Só que não parece crível que o risco de ocorrer um racionamento seja da ordem de 7%, como afirma o governo. Afinal, as nossas térmicas, funcionado ao máximo, só podem chegar a 30% da carga. Bastaria o resto, hidráulicas e eólicas, não conseguirem gerar os 70% restantes e já estaríamos com sérios problemas. Além disso, nós, brasileiros, precisamos entender que a questão não se resume a ter ou não ter o racionamento. A tarifa que pagamos pressupõe um risco abaixo de 5% e o “produto” que estão nos entregando não tem essa confiabilidade.

A situação atual, como o exemplo da poupança, não surgiu de repente. Desde 2009 a nossa reserva em função da carga cai vertiginosamente. Nesses casos, São Pedro logo se torna o vilão da história, mas não é bem assim. De 2009 até 2014, apenas 2012 e 2014 foram anos “secos”, sendo que 2012 apresentou afluências apenas 13% abaixo da média. Portanto, nada de culpar o santo.

Na realidade, nem toda usina térmica é uma boa “ajudante” das hidráulicas. Se ela for muito cara, fica desligada para não aumentar a tarifa. Mas, como é contabilizada na oferta, quem gera no lugar dela é uma usina hidráulica. Portanto, ao contrário do senso comum, boa parte das térmicas que contratamos nesse período (óleo e diesel) ajuda a esvaziar reservatórios.
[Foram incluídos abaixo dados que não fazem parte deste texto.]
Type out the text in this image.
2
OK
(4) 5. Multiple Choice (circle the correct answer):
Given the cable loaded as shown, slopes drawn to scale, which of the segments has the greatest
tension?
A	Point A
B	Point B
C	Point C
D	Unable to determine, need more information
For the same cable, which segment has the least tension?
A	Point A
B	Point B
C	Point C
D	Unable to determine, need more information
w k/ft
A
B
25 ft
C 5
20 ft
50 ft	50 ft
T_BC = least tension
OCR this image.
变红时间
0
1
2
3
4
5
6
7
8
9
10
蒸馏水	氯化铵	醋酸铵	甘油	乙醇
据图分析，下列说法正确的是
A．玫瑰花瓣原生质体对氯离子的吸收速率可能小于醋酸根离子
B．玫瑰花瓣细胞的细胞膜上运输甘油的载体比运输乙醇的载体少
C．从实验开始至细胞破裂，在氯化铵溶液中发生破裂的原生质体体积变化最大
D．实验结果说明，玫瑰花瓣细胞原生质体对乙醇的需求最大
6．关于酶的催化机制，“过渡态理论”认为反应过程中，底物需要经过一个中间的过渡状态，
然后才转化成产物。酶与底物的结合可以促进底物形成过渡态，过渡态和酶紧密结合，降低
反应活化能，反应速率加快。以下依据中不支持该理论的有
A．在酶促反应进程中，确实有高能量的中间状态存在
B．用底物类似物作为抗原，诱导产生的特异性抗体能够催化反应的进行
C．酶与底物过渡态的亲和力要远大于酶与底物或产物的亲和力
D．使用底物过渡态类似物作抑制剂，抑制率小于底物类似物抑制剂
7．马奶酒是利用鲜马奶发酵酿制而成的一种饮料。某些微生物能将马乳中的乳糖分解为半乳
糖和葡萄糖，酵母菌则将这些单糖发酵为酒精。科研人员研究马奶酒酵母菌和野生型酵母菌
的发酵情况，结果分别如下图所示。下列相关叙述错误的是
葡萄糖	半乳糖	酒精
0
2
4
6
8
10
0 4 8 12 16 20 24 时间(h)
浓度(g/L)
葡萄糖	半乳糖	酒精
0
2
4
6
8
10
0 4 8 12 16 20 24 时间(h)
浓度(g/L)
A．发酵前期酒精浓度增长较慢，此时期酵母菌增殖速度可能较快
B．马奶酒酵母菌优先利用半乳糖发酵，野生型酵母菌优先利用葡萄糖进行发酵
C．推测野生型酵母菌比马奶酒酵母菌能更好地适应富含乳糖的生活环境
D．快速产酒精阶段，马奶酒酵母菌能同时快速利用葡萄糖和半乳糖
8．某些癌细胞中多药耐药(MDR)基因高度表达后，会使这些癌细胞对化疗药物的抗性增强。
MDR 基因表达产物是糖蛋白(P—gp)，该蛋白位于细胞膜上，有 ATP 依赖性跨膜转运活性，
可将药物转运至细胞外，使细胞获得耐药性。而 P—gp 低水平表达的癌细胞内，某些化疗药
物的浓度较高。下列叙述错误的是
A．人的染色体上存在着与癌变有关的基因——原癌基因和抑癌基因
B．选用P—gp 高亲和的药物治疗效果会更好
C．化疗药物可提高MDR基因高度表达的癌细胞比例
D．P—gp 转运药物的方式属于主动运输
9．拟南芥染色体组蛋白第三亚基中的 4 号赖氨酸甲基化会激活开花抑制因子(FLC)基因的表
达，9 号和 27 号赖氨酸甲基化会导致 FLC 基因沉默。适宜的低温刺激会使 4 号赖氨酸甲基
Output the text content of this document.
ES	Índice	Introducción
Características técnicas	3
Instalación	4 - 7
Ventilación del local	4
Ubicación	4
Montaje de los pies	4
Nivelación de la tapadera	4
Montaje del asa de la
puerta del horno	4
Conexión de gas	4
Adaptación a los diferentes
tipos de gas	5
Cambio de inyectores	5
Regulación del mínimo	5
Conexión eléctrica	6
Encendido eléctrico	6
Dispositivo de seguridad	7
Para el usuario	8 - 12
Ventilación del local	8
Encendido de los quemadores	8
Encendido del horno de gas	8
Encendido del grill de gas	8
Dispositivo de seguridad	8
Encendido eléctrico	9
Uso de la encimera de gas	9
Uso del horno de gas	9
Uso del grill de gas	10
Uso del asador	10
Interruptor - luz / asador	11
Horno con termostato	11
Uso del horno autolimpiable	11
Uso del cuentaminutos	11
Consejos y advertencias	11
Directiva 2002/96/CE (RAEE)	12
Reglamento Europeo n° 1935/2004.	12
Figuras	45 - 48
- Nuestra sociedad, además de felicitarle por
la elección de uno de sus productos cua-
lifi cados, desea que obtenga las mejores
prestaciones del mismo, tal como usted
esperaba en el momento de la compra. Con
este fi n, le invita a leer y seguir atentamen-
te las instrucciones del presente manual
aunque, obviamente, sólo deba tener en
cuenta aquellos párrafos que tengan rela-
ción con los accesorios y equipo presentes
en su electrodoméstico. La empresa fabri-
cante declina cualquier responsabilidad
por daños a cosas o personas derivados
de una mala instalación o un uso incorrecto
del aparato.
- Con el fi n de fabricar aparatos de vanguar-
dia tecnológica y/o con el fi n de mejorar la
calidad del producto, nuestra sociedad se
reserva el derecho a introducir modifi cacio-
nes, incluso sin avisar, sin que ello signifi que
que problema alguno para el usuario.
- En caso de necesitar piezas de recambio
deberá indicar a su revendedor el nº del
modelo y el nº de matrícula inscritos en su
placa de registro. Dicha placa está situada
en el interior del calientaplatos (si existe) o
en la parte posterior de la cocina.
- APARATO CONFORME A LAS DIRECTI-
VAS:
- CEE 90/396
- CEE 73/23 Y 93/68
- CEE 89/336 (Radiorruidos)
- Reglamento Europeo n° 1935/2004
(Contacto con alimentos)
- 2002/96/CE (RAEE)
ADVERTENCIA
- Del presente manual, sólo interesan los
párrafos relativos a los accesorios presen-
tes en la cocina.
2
Esse é o falso equilíbrio e robustez do sistema.

Com tantas evidências do contrário, não se sabe como é possível imaginar um risco tão baixo como o divulgado pelo governo, mas, podemos desconfiar. Uma das razões pode ser que os cálculos que suportam essa otimista afirmação, não levam em conta um pequeno detalhe característico do nosso sistema. Toda vez que o período “úmido” (Novembro-Abril) foi pouco chuvoso, o período “seco” (Maio – Outubro), em 70% dos casos, também foi. Portanto, o governo pode estar apostando no “cavalo azarão”.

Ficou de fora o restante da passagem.